I have to say that nothing I’ve read or heard has explained to me precisely what the purpose of World Book Night (WBN) is intended to be. There is plenty of fine talk about celebrating literature and introducing people to the pleasures of reading, but these are not the sort of concrete goals that a marketing initiative needs. I’m well aware that selling books is about as far from a science as one can get, but surely you still need a definable goal. Media coverage of books is a good thing, but if that alone were enough to persuade people to get reading then the astronomical success of J K Rowling would have unleashed hordes of book-thirsty readers into the nation’s bookshops to fight over the 3 for 2s. It didn’t.
We hear today that twelve of the twenty-five books chosen to be given away have enjoyed higher sales in February 2011 than in the same month last year. That’s fewer than half of them. And at least one of them has just had a TV adaptation broadcast on the BBC, while most of them are already long-established bestsellers. In that context it’s a pretty poor performance.
Last year retailer discounts on books totalled £600,000,000. The cost of printing and distributing the free books is said to be £9,000,000. Combined sales of all twenty-five books in the past three weeks have generated £322,000. You don’t have to be an accountant to see that this is economic madness.

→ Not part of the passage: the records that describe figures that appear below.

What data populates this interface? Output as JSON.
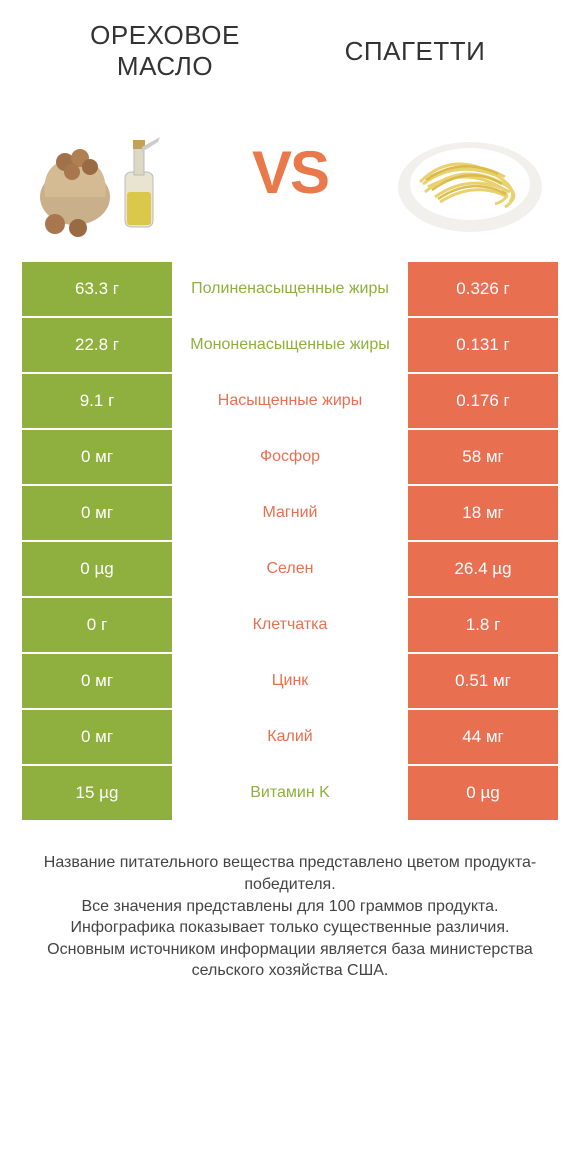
{
  "header": {
    "left_title": "Ореховое масло",
    "right_title": "Спагетти",
    "vs": "VS"
  },
  "colors": {
    "green": "#8fb03e",
    "orange": "#e96f51",
    "vs_color": "#e9794a"
  },
  "rows": [
    {
      "left": "63.3 г",
      "label": "Полиненасыщенные жиры",
      "right": "0.326 г",
      "winner": "left"
    },
    {
      "left": "22.8 г",
      "label": "Мононенасыщенные жиры",
      "right": "0.131 г",
      "winner": "left"
    },
    {
      "left": "9.1 г",
      "label": "Насыщенные жиры",
      "right": "0.176 г",
      "winner": "right"
    },
    {
      "left": "0 мг",
      "label": "Фосфор",
      "right": "58 мг",
      "winner": "right"
    },
    {
      "left": "0 мг",
      "label": "Магний",
      "right": "18 мг",
      "winner": "right"
    },
    {
      "left": "0 µg",
      "label": "Селен",
      "right": "26.4 µg",
      "winner": "right"
    },
    {
      "left": "0 г",
      "label": "Клетчатка",
      "right": "1.8 г",
      "winner": "right"
    },
    {
      "left": "0 мг",
      "label": "Цинк",
      "right": "0.51 мг",
      "winner": "right"
    },
    {
      "left": "0 мг",
      "label": "Калий",
      "right": "44 мг",
      "winner": "right"
    },
    {
      "left": "15 µg",
      "label": "Витамин K",
      "right": "0 µg",
      "winner": "left"
    }
  ],
  "footer": {
    "line1": "Название питательного вещества представлено цветом продукта-победителя.",
    "line2": "Все значения представлены для 100 граммов продукта.",
    "line3": "Инфографика показывает только существенные различия.",
    "line4": "Основным источником информации является база министерства сельского хозяйства США."
  }
}
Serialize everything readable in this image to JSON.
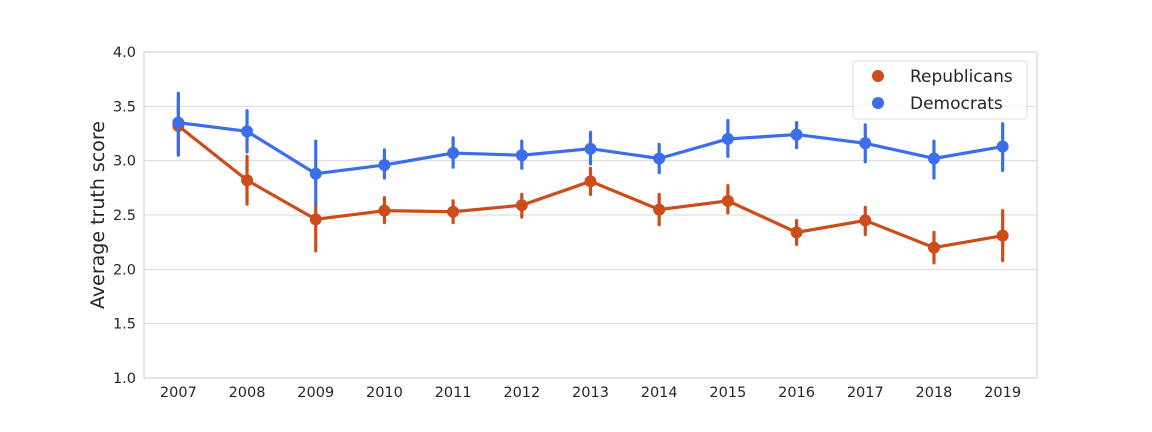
{
  "chart_data": {
    "type": "line",
    "title": "",
    "xlabel": "",
    "ylabel": "Average truth score",
    "x": [
      "2007",
      "2008",
      "2009",
      "2010",
      "2011",
      "2012",
      "2013",
      "2014",
      "2015",
      "2016",
      "2017",
      "2018",
      "2019"
    ],
    "ylim": [
      1.0,
      4.0
    ],
    "yticks": [
      "1.0",
      "1.5",
      "2.0",
      "2.5",
      "3.0",
      "3.5",
      "4.0"
    ],
    "grid": "horizontal",
    "legend_position": "top-right",
    "series": [
      {
        "name": "Republicans",
        "color": "#cc4c1a",
        "values": [
          3.32,
          2.82,
          2.46,
          2.54,
          2.53,
          2.59,
          2.81,
          2.55,
          2.63,
          2.34,
          2.45,
          2.2,
          2.31
        ],
        "ci_low": [
          3.07,
          2.6,
          2.17,
          2.43,
          2.43,
          2.48,
          2.69,
          2.41,
          2.52,
          2.23,
          2.32,
          2.06,
          2.08
        ],
        "ci_high": [
          3.57,
          3.04,
          2.6,
          2.66,
          2.63,
          2.69,
          2.93,
          2.69,
          2.77,
          2.45,
          2.57,
          2.34,
          2.54
        ]
      },
      {
        "name": "Democrats",
        "color": "#3b6ee8",
        "values": [
          3.35,
          3.27,
          2.88,
          2.96,
          3.07,
          3.05,
          3.11,
          3.02,
          3.2,
          3.24,
          3.16,
          3.02,
          3.13
        ],
        "ci_low": [
          3.05,
          3.08,
          2.6,
          2.84,
          2.94,
          2.93,
          2.97,
          2.89,
          3.04,
          3.12,
          2.99,
          2.84,
          2.91
        ],
        "ci_high": [
          3.62,
          3.46,
          3.18,
          3.1,
          3.21,
          3.18,
          3.26,
          3.15,
          3.37,
          3.35,
          3.33,
          3.18,
          3.34
        ]
      }
    ]
  }
}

If somebody could explain to me what in even vaguely measurable terms WBN is designed to achieve I would feel a lot more comfortable about the whole thing. As it stands, I can’t see beyond the flashes of publicity for its organisers and the lucky twenty-five authors, or the warmish glow felt by BBC producers in their eagerness to perform good works.
The author Nicola Morgan should be applauded for her call for an Alternative World Book Night. Her idea is that we should all go into a bookshop and buy a book that we personally love and admire – no printing of special editions of prescribed titles – write inside it ‘given in the spirit of World Book Night’ and simply give it away. To a friend, to a neighbour, to a shop assistant, to a library, to a school. Or leave it in a doctor’s waiting room or anywhere else where people might stumble across it. That would be a genuine act of sharing and inclusiveness.
Ms Morgan should also be praised for having the courage to break the near totalitarian consensus that WBN is prima facie a good thing. Other authors, as well as independent bookshop owners and some agents, have welcomed her analysis, and I hope this will be the start of a real debate about the merits of what appears to be an entirely misjudged initiative. If WBN is to become an annual event the organisers need to have a complete rethink. As a promotion of books and the pleasure of reading they must express its aims in more than just well-meaning vagueries, and WBN must be a true gesture of recommendation, appreciation and generosity.